Introductory Remarks

John Stone


Ladies and gentlemen, welcome to this, the nineteenth Conference of The Samuel Griffith Society.

The Society, as most of you know, began in Melbourne, where Nancy and I were living at the time, and it is a pleasure to return to a city of which we have the most pleasant memories. To this day, Victorians constitute more of our members than those from any other State. Perhaps that may partly explain the fact that our numbers for this Conference are, I believe, a record.

Certainly, our numbers at dinner last night were indeed a record---a fact which, however, must be attributed not only to the quality of our speaker, Professor Geoffrey Blainey, but also to the high personal regard and affection in which he is held by Australians generally.

Needless to say, those who came last night to hear Professor Blainey were not disappointed. In his thoughtful and, as always, understated address, What should we say about our Federation?, he told us so much about the story of our nation---weaving, as he did so, strands of individuals' histories into his broad tapestry of our country's progress. When, towards the end of his remarks, he said that finally, if we would forgive him, he would "conclude by actually reading from some text", the gasp from the audience was audible. It was a fine address from a fine man. We were fortunate to hear it, and the readers of Volume 19 of our Proceedings will be (almost) equally fortunate.

In the course of preparing these introductory remarks, I looked back at those I made at our Canberra conference in May last year. At that time, you will recall, the Work Choices Case before the High Court had only recently concluded, and the Court had reserved its judgment. Referring to that, I said:

"I am confidently informed on all sides, by persons much more learned in the law than I, that the plaintiffs will lose their case and that the Commonwealth will prevail".

To this, I said:

"I can only reply ... that I have too high an opinion of most of the Justices to believe that they would actually commit such a monstrosity as that would entail".

As you all know, I was wrong. In all but two cases, the Justices did commit that monstrosity, thereby creating for themselves a place in our constitutional interpretative history no less important, because no less debased, than the Isaacs Court in its infamous 1920 judgment in the Engineers' Case.

The two valiant dissenters were, as you know, Mr Justice Ian Callinan and Mr Justice Kirby. Mr Justice Callinan (together with Mrs Callinan) have honoured us by their presence this weekend, and I take this opportunity of reiterating the appreciation that I expressed to them last night for doing so. With less than a fortnight before he retires from the High Court bench, Mr Justice Callinan's attendance here today is all the more remarkable.

I could say much more about the Work Choices Case and its outcome. Since, however, we are to have four papers on the topic this morning, I shall refrain.

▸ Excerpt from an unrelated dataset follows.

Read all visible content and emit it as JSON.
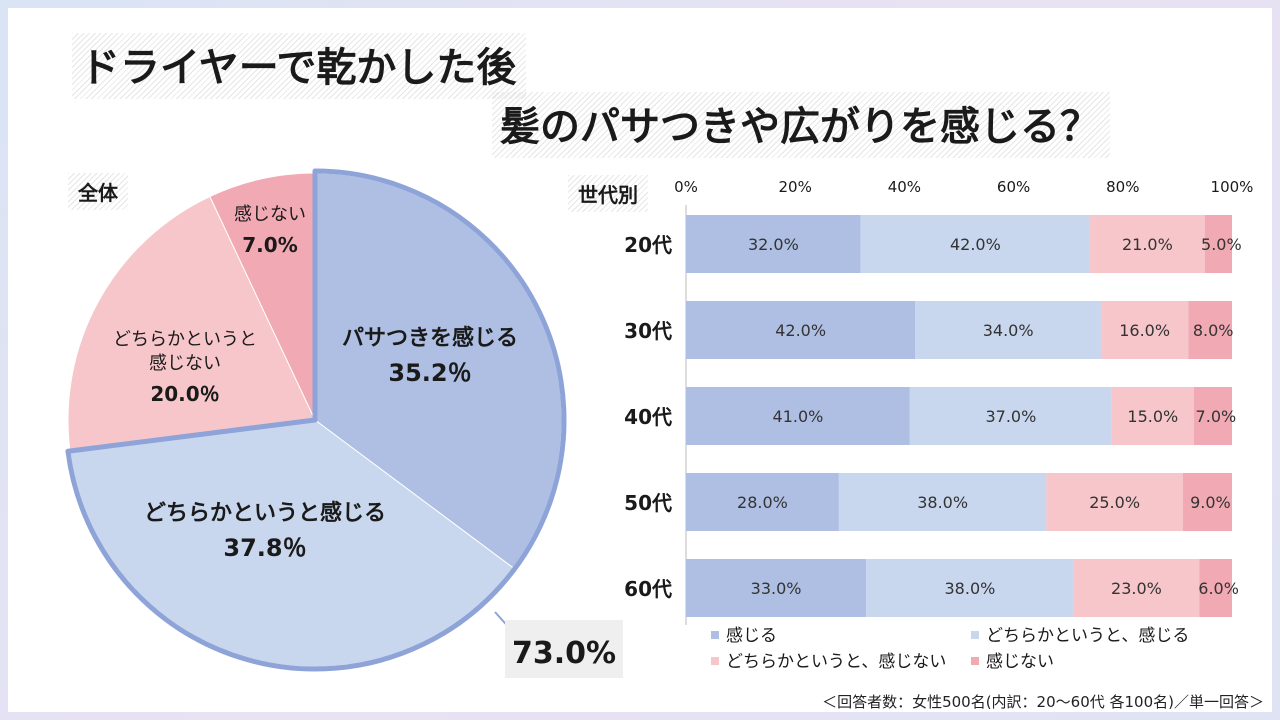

For the rest, our program this week is characteristically eclectic. At a time when the federal government seems bent upon invading one area after another of State responsibilities (note that I say "responsibilities", not "rights"), two papers after luncheon will canvass respectively the financial, and the political, aspects of a Federation that is clearly operating today within a centralist environment. After that we shall return to a topic, Bills of Rights, that was so well canvassed last year, and which was, incidentally, close to the heart of our former President, the late Sir Harry Gibbs. Then, at dinner tonight, we shall have a jeu d'esprit from Paul Houlihan. An allegorical fable about the current outlook for workplace relations and the trade union movement, it will bring the day to a pleasurable close.

In the last two years two important books have been published bearing upon the role of the Crown in Australia's constitutional arrangements. Each, in its own way, has put to shame Australia's academic constitutional lawyers. The first of them, Head of State, was written by our President, Sir David Smith. The second, published last year by Dr Anne Twomey (now an Associate Professor at Sydney University), is entitled The Chameleon Crown: The Queen and her Australian Governors. It is a fascinating book, the product of meticulous research and genuine scholarship. So tomorrow morning we shall have two papers on the Crown in Australia, one by Dr Twomey herself and another by one of our younger members, Michael Manetta, which both promise to be thoroughly enlightening.

When I was framing this Conference program earlier this year, the state of affairs among Australians of Aboriginal descent continued to give rise to something approaching despair. Since then, we have seen the genuinely hopeful development of the major initiative now being undertaken in the Northern Territory at the instigation of Mr Mal Brough. Dr Geoffrey Partington, who is to close our Conference tomorrow with his paper Thoughts on Terra Nullius, may in these circumstances be sorely tempted to stray into those more topical aspects of what we have always described as The Aboriginal Question. We must wait and see.

Now it is time to get the Conference proper under way. Julian Leeser will do so with the first of four papers in our session on Work Choices and the Federation. His paper is entitled Work Choices: Did the States run dead?, and since I am chairing this morning's session, let me now introduce him.